Et il ne sera donc pas question de relâcher l’effort dans les années à venir. Il sera « poursuivi dans la prochaine LPM » car il « faut sans cesse développer nos compétences en la matière » étant donné que la « technologie évolue » et que « l’adversair trouvera des moyens pour décrypter nos informations », a-t-il expliqué.

Aussi, a poursuivi le général de Bonnemaison, le « chiffre va recevoir une part importante » du budget alloué au COMCYBER. « . Il y va de la sécurisation de nos liaisons de données et de la garantie de notre interopérabilité avec les alliés, qui suppose, pour échanger avec eux des messages importants et confidentiels, d’être crédible et de disposer d’un niveau de chiffrement de haute qualité », a-t-il justifié.

Par ailleurs, la tâche du COMCYBER n’est pas la plus aisée, avec plus de 1800 systèmes différents à protéger au sein du ministère des Armées. Qui plus est, la diversité de ces systèmes [d’armes, de communication, d’information, industriels, etc] se « double d’une grande variété de niveaux de classification, du niveau non protégé jusqu’au très secret-défense » a explique le général de Bonnemaison.

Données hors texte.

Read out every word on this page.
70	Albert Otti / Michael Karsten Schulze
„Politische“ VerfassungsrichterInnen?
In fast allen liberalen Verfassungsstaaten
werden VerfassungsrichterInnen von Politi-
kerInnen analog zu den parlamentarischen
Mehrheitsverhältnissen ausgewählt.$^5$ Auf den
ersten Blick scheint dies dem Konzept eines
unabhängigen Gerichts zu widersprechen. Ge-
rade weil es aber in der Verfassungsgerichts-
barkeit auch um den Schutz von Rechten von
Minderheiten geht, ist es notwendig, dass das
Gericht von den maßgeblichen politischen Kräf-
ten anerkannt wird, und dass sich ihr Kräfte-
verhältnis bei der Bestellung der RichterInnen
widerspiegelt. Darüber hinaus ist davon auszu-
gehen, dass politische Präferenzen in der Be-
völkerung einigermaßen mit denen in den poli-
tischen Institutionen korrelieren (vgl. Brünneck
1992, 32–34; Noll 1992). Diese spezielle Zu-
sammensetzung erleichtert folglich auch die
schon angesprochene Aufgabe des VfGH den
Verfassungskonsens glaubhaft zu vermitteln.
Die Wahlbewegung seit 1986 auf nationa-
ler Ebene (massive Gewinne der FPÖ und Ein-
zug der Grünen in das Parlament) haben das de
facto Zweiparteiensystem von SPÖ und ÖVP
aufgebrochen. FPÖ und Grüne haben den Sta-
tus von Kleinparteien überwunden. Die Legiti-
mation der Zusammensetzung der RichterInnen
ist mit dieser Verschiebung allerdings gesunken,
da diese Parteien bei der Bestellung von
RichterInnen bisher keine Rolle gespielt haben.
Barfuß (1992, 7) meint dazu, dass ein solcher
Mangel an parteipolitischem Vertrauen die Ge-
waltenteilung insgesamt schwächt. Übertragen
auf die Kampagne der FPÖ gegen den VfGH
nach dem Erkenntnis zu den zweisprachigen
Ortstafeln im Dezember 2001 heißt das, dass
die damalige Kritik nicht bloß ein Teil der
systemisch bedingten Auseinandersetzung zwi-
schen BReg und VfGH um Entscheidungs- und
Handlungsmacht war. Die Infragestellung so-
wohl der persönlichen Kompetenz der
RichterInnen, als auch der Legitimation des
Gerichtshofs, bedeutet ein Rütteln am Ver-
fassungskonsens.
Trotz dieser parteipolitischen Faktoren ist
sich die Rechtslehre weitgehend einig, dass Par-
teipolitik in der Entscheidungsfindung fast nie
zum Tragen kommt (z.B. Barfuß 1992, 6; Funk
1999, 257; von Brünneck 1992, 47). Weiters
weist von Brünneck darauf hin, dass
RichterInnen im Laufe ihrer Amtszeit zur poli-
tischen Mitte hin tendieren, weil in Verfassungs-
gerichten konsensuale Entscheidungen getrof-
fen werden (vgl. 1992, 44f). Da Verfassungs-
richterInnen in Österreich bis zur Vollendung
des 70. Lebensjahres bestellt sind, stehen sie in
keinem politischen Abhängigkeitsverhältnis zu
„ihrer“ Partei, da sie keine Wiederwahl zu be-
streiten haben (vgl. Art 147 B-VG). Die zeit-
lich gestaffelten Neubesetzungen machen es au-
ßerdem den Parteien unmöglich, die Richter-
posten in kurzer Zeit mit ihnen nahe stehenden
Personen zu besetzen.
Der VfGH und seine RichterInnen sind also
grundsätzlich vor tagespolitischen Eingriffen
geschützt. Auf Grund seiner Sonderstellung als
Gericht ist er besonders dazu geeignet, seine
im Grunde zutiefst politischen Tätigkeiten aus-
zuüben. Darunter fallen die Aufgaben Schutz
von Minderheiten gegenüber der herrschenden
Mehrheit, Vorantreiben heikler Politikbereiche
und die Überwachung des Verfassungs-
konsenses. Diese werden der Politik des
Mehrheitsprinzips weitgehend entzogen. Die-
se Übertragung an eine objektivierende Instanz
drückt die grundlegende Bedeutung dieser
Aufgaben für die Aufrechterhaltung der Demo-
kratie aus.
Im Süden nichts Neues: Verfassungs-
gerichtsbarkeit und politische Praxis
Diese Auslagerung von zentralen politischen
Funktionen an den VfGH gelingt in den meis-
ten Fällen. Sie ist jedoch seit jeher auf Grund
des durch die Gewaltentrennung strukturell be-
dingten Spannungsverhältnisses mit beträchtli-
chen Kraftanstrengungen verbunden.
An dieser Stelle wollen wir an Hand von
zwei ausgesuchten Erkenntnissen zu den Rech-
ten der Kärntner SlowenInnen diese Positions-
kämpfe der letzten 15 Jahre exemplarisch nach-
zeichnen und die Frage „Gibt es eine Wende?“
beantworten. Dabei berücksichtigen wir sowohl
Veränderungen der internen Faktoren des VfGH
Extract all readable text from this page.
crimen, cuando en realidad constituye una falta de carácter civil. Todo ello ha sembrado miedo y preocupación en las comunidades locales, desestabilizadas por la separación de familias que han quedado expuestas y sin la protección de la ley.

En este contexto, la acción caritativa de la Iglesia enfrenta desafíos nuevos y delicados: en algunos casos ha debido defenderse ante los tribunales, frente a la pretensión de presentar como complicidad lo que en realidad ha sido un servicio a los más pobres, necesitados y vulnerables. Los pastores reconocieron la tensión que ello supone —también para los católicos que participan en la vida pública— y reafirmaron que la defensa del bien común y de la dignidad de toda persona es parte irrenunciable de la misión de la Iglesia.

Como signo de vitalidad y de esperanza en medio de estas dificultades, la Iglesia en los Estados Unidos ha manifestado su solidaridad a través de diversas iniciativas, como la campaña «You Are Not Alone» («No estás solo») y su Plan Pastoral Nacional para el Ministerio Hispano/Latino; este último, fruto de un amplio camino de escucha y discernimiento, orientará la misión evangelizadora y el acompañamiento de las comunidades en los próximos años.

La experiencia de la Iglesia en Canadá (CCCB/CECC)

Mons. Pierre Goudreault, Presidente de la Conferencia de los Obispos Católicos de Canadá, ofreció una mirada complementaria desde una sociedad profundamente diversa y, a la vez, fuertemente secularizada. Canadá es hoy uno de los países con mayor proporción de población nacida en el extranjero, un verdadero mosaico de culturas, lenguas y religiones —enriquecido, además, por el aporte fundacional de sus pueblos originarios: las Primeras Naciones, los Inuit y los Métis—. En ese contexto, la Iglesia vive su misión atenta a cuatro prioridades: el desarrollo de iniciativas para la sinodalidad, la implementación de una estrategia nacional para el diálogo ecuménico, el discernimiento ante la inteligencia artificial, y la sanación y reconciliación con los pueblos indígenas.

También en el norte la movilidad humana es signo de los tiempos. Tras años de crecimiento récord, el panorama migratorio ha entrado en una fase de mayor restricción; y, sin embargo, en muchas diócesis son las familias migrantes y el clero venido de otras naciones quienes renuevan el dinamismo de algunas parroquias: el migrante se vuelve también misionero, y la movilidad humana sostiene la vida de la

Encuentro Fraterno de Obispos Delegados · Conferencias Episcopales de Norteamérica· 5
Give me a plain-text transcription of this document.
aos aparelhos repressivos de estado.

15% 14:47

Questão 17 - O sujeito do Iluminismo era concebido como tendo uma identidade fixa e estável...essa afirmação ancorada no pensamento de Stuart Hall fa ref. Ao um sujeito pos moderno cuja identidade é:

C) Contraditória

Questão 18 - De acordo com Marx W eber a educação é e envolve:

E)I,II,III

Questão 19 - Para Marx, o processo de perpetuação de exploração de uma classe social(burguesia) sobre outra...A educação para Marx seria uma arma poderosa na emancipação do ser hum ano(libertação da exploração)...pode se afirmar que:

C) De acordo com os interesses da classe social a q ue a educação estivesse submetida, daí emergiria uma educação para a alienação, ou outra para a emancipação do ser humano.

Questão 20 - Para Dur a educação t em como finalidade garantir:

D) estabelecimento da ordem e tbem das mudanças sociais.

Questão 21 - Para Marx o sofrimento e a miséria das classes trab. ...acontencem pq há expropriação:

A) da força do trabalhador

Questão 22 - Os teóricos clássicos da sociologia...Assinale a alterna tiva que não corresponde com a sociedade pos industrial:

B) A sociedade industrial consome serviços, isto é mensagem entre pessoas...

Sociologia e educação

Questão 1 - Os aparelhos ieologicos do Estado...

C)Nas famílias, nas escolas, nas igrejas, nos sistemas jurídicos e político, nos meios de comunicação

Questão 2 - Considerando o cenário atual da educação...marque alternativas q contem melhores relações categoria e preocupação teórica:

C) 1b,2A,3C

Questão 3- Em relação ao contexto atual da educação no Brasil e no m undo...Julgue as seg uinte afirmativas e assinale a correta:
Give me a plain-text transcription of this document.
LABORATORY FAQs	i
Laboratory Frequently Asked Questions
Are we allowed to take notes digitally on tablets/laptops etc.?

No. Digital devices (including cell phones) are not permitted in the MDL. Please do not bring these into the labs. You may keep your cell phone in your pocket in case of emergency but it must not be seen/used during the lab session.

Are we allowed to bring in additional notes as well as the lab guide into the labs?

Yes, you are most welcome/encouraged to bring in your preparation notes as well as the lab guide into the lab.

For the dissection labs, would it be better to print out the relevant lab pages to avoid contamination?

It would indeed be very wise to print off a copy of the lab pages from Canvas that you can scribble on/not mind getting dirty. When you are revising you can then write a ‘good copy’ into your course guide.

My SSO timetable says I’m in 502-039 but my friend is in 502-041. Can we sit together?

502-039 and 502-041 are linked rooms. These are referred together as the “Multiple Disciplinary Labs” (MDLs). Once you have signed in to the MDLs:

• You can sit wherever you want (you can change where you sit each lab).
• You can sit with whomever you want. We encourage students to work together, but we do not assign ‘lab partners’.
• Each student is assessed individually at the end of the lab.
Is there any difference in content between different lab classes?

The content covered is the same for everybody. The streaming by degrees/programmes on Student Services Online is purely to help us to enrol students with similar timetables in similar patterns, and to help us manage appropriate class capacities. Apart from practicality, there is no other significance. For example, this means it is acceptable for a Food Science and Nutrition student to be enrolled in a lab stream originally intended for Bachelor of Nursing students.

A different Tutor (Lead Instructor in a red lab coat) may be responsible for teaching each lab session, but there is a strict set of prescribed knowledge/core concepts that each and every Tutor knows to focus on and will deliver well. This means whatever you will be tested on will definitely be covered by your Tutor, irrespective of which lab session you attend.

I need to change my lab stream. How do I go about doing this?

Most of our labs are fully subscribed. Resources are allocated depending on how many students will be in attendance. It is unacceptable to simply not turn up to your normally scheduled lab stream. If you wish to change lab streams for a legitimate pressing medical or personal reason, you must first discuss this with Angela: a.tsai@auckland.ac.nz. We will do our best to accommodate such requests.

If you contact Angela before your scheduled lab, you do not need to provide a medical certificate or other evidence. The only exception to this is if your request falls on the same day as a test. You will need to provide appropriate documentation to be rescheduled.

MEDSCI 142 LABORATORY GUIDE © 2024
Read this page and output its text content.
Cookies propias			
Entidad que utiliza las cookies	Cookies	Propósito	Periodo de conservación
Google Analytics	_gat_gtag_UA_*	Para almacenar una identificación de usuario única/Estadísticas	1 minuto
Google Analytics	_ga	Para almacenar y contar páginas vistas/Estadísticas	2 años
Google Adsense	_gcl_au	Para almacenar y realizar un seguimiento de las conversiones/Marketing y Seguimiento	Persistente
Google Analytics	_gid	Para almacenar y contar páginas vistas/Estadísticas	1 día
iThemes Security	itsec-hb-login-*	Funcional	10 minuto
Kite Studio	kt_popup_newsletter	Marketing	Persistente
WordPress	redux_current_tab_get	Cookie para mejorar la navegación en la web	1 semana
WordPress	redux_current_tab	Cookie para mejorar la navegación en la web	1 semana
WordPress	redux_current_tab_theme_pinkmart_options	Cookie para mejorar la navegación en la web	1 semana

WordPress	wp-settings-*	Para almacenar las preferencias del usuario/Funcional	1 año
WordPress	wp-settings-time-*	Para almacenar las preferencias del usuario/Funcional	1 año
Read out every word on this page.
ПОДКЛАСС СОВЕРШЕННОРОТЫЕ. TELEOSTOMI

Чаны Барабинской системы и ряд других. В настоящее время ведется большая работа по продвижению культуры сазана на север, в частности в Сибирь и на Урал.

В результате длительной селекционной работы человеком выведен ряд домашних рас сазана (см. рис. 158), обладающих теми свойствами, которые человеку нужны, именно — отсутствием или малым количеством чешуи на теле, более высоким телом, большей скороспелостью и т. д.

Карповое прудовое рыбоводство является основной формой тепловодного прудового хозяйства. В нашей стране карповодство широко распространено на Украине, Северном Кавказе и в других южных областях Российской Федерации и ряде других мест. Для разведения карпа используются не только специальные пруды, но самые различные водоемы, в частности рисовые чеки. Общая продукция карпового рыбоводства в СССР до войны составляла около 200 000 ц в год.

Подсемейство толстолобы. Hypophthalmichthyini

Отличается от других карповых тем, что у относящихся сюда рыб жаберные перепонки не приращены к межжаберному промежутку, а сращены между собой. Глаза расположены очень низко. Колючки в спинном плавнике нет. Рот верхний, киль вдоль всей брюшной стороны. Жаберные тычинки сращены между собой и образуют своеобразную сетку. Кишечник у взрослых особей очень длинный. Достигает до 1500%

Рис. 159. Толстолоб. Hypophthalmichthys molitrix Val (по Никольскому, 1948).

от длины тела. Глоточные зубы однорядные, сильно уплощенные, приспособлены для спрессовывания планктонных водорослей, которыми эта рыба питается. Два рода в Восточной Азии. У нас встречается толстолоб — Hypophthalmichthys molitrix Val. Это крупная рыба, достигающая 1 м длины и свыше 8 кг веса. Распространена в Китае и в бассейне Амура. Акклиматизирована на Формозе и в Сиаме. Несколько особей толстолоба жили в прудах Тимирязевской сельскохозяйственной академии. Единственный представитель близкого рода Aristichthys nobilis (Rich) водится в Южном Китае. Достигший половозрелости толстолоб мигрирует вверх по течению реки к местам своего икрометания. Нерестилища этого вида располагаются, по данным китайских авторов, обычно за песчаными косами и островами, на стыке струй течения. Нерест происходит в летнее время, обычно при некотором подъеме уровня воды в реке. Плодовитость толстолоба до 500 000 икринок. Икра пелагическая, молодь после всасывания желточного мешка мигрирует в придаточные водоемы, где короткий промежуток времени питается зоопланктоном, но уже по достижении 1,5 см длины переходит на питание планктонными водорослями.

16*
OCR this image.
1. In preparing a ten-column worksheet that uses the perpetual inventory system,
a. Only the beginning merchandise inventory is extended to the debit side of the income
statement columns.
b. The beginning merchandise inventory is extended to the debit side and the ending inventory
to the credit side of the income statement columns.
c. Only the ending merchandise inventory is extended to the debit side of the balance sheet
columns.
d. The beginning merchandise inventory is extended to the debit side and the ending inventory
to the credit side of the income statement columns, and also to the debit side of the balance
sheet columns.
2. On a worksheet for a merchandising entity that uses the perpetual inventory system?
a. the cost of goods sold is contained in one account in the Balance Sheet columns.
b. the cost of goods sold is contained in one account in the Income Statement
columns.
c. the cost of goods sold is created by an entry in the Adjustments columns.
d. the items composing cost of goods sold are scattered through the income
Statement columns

Et cela oblige à « couvrir un large spectre de technicité, d’autant que le souhait des armées est d’aller vers toujours plus de numérisation et d’interopérabilité, pour échanger très rapidement et prendre l’adversaire de vitesse »… Ce qui signifie une « part de fragilité supplémentaire sur laquelle veiller », a-t-il ajouté.

S’agissant de ses autres missions, le COMCYBER devra avoir les moyens de renforcer ses moyens de supervision, de détection et de caractérisation en matière de Lutte informatique défense. Celle-ci « consiste à patrouiller sur les réseaux pour détecter les attaques au plus tôt et intervenir promptement pour les contrer. Il s’agit de vérifier, grâce à des sondes et à des moyens positionnés sur les postes de nos militaires, que nous ne sommes pas attaqués », a résumé son chef.

Celui-ci ne s’est pas attardé sur la Lutte information offensive, en raison de sa confidentialité. « Dévoiler les capacités dont nous disposons et celles que nous visons demain donne de précieux indices à nos adversaires potentiels. Je me contenterai d’indiquer que nous développons, surtout à l’échelon stratégique, un premier niveau de maturité de qualité », a simplement indiqué le général de Bonnemaison.

Enfin, la Lutte informatique d’influence vise à « détecter et à caractériser l’adversaire, ce qui n’est pas simple, car il faut distinguer un acteur seul et hostile par nature ou par conviction personnelle, d’une menace construite et structurée, disposant de relais d’amplification importants », a-t-il rappelé. Grâce à la LPM 2024-30, il s’agira de « passer de l’artisanat à l’industrialisation » dans ce domaine, notamment en doublant les effectifs qui y sont affectés.

Quoi qu’il en soit, cet effort en matière de cyber est primoridal. « Baisser la garde, […] c’est être déclassé » car « nous sommes engagés dans une course sans fin », a fait valoir le commandant de la cyberdéfense. « La France est partie relativement tôt, mais pas dans les toutes premières nations. Elle a acquis un niveau d’expertise reconnu grâce à un bon niveau technique et à une approche très opérationnelle du cyber. Si nous relâchons l’effort, nous ne serons plus dans la course », a-t-il insisté.